En esta historia estamos a favor de los matices, de la vida como una suma de complejidades que no se puede reducir, de la duda como un lugar incómodo pero necesario. En esta historia nada debiera ser blanco o negro, pero ya que estamos en el inicio, podemos hacer una excepción y decir, por ejemplo, de manera tajante y sin matices, que una cosa es la literatura y otra cosa es el periodismo. O también decir — quizá de forma más clara— que un periodista y un escritor no son lo mismo. “Que se puede ser un muy buen periodista sin ser un escritor, y un muy buen escritor sin ser un periodista.
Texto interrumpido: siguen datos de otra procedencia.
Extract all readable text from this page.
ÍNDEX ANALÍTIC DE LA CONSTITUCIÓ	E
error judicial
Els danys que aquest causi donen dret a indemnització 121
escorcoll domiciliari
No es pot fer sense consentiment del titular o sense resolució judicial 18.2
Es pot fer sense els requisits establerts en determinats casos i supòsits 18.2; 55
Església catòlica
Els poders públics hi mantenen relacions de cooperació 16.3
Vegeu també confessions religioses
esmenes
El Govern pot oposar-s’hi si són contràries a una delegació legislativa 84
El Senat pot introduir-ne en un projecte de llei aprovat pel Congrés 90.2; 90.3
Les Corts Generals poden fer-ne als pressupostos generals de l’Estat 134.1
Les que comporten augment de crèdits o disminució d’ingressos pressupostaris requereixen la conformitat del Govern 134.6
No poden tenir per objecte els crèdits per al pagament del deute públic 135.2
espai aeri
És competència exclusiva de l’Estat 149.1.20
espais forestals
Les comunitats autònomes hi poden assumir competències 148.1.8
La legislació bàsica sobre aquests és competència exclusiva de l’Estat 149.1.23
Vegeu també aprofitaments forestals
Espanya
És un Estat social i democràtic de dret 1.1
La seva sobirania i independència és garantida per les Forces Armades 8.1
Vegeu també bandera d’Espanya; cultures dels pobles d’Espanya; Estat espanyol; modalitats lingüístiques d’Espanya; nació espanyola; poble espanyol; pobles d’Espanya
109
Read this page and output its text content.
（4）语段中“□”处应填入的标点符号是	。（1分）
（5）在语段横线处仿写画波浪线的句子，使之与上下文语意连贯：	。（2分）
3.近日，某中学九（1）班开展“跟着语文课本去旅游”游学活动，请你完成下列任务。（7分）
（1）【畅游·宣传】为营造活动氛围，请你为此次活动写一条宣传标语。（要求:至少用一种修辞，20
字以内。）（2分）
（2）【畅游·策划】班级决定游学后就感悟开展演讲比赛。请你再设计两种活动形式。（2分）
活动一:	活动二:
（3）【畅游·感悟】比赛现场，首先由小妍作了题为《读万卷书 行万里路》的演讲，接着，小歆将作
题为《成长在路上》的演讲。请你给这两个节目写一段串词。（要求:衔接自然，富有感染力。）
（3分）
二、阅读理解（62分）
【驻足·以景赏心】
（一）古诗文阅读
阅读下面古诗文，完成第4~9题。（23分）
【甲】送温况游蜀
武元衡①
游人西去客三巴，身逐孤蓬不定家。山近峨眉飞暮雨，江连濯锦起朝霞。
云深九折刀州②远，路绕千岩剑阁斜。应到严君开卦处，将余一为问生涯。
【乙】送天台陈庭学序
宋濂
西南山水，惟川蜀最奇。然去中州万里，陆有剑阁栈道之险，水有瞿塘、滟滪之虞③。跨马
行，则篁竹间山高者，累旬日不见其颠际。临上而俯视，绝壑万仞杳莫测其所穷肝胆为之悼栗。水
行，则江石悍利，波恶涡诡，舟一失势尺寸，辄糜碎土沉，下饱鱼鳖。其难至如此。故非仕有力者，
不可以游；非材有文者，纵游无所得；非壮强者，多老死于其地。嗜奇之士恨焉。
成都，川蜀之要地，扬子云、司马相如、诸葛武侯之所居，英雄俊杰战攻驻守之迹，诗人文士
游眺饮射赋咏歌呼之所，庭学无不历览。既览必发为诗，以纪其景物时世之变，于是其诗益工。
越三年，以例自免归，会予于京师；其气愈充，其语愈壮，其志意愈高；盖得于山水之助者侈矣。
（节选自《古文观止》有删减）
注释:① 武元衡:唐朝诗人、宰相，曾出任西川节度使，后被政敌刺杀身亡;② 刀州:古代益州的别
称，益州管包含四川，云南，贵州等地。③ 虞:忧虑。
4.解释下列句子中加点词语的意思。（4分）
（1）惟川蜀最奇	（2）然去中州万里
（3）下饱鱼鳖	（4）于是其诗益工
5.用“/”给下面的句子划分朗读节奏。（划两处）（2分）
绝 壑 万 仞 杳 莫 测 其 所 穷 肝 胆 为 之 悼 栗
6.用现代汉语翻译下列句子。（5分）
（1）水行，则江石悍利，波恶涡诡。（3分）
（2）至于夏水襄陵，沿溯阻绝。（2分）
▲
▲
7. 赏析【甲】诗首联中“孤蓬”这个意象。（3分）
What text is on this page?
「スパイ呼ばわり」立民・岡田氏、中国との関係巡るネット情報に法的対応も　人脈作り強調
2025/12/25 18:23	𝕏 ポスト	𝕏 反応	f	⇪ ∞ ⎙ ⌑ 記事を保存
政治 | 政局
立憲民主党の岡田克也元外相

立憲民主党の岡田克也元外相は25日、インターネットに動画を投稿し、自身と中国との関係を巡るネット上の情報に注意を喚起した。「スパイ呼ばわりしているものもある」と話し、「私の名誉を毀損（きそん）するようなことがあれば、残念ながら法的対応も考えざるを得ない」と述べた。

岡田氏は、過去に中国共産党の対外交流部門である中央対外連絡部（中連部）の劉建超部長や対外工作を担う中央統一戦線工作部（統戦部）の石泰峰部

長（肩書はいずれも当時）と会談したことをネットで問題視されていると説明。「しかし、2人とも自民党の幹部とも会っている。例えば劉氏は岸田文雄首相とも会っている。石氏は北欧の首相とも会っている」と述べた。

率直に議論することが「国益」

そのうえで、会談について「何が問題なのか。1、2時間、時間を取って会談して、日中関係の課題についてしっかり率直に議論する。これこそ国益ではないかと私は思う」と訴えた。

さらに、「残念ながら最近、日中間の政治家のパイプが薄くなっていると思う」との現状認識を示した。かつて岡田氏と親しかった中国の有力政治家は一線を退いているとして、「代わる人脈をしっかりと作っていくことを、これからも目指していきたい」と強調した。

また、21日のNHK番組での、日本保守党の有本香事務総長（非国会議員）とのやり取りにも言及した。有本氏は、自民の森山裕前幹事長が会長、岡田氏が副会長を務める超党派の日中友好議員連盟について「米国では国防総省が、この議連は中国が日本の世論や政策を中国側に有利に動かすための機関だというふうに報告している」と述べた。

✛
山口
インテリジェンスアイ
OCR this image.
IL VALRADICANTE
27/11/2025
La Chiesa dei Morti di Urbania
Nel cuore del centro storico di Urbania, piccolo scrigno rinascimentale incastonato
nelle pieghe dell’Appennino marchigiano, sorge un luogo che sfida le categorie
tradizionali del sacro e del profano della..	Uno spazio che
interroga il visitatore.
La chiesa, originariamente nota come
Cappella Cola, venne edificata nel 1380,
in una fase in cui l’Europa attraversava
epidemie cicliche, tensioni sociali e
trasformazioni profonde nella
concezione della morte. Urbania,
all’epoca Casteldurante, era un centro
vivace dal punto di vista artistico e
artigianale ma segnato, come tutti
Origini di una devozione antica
Pero que, muy de tanto en tanto, alguien es ambos y entonces algo pasa”.

El que dice esto último —el que lo escribe— es Martín Caparrós, un escritor argentino que también es un periodista argentino y que anota estas palabras para referirse a un muchacho cubano que hoy tiene 28 años y que es, justamente, un escritor y un periodista, es decir, un punto de inflexión: Carlos Manuel Álvarez nació en 1989, en Matanzas, Cuba, estudió periodismo en La Habana y desde hace un par de años viene escribiendo algunas de las mejores crónicas del continente en revistas y medios digitales, pero también, sobre todo, en El Estornudo —un medio cubano independiente, de periodismo narrativo, que fundó Carlos Manuel junto a varios amigos en 2016 y que ya se ha convertido en un referente de Latinoamérica—. En ese lugar, de hecho, Carlos Manuel Álvarez —donde edita y escribe— ha venido retratando a partir de crónicas y perfiles otra Cuba, un país visto desde la mirada de un veinteañero que creció cuando ya la revolución había dejado de ser un sueño y se había convertido, a ratos, en una historia incómoda y difícil.

Una buena parte de esas crónicas y perfiles son las que se reúnen en La tribu. Retratos de Cuba (Sexto Piso), el primer libro de no ficción de Carlos Manuel Álvarez, que se publicó el año pasado y que ahora lo trae a Chile a participar en el Festival Puerto de Ideas, en Valparaíso. Estará en dos mesas: una dedicada a la crisis de la izquierda (sábado 10, a las 18.30) y otra, a la nueva literatura latinoamericana (domingo 11, a las 12.30). Y el lunes 12, a las 18.30, en Santiago, conversará junto a Patricio Fernández en la Universidad Alberto Hurtado.

Izquierda, literatura latinoamericana, periodismo, Cuba: la historia de los matices, la historia de una escritura joven, la de Carlos Manuel Álvarez, pero urgente.

Una cosa son los premios, los reconocimientos, los elogios, y otra cosa es la literatura. Una cosa, por ejemplo, es encontrarse con un ejemplar de La tribu en una librería chilena, hojearlo un rato y dejarse llevar por los tres nombres que rodean el libro: en la portada descubrimos que el prólogo de estas crónicas lo hizo Martín Caparrós, y en la contraportada, dos textos breves y contundentes de Jon Lee Anderson y Leila Guerriero. Tres nombres de tres periodistas importantísimos, tres nombres claves de lo que se conoce como periodismo narrativo latinoamericano —incluyamos a Jon Lee Anderson ahí, a pesar de haber nacido en California— son los que nos invitan a leer este libro de Carlos Manuel Álvarez.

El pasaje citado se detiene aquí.